3.5. In Vivo Therapeutic Studies

Group A mice were subcutaneously inoculated into the rear left flanks with 1 × 105 GL26 cells in 100 µL of PBS and examined daily for tumor growth. When tumor reached 150 mm3 (12 days post cells injection), mice were randomly divided into three groups and treated i.t. with 75 µg LB (n = 7) or LBΔBH3 (n = 7) as negative control, in 100 µL PBS, every day for seven days. Control mice (n = 5) received PBS.

Group B mice were subcutaneously inoculated with 1.2 × 105 of GL26 or luc-GL26 cells (6 and 8 mice/group, respectively). When the tumor mass reached a size of about 50 mm3 (10 days post cells injection), mice were treated i.v. every two days for five times total with LB or LBΔBH3, as above. Control mice received PBS.

In each experiment, when tumor size reached about 1000 mm3, mice were sacrificed by cervical dislocation after being anesthetized with xilezine (2% Xilor, Bio98 Srl, Milan, Italy). Experiments were performed twice with similar results.

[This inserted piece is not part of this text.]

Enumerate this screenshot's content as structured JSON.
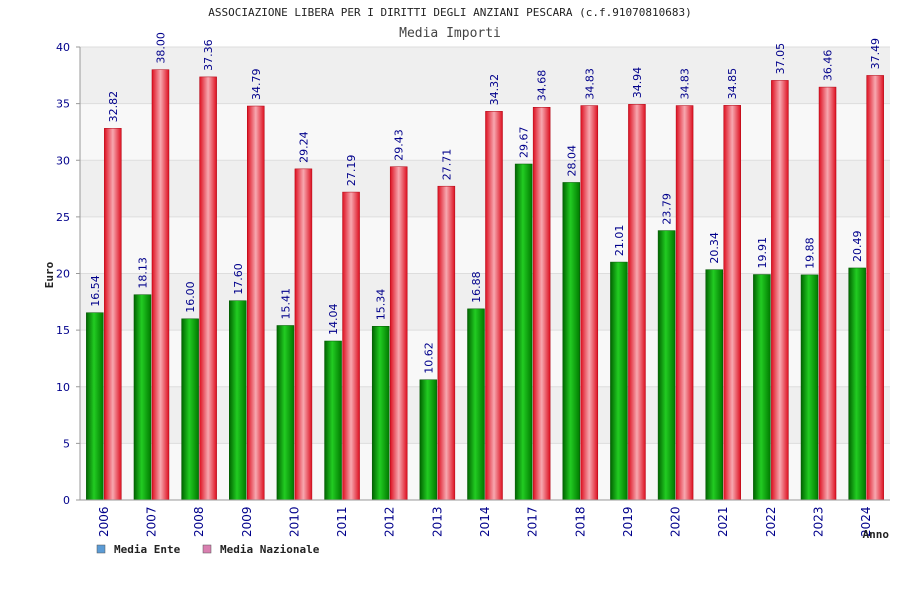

3.6. TUNEL Assay on Tumor Sections

Terminal deoxynucleotidyl transferase dUTP nick end labeling (TUNEL) is a common method for detecting DNA fragmentation that results from apoptotic signaling cascades. To evaluate the in vivo pro-apoptotic effects of LB, 3 out of 8 luc-GL26-bearing mice/group (Group B) were randomly sacrificed one week after the end of treatments. Tumors were collected and processed for paraffin-embedding, as described [42]. TUNEL assay was performed using a commercially available apoptosis detection kit (In situ Cell Death Detection, POD; Roche Molecular Biochemicals, Mannheim, Germany), as described [42].

3.7. Statistics

All the analyses were performed with Prism 5 software (GraphPad, La Jolla, CA, USA). The results are expressed as mean ± standard deviation (S.D.). Two-way analysis of variance (ANOVA), followed by Tukey’s Multiple Comparison Test, was used to evaluate differences within treatments, survival curves were drawn as Kaplan–Meier Cumulative Proportion Surviving graphs, and corresponding p-values were calculated by the use of the log-rank (Chi-square) test. Asterisks indicate the following p-value ranges: * p < 0.05, ** p < 0.01, *** p < 0.001.

4. Conclusions

This study presents evidence that cell-free technology is a powerful method for producing therapeutic LB in a one-step reaction. In vitro experiments on GBM cells confirm that LB are able to exert strong cytotoxic effects. Results on a GBM mouse model show potent anti-tumor effects independently from the LB route of administration performed. Future directions will be focused in further improving the in vivo stability of LB (i.e., by adding PEG to the liposomal formulation), and to increase tumor targeting and accumulation of LB into the tumor site by decorating liposomes with specific (GMB-recognizing/tumor vasculature-recognizing) ligands [43]. This “second generation” of LB would represent an efficient, pro-apoptotic therapy to treat GBM.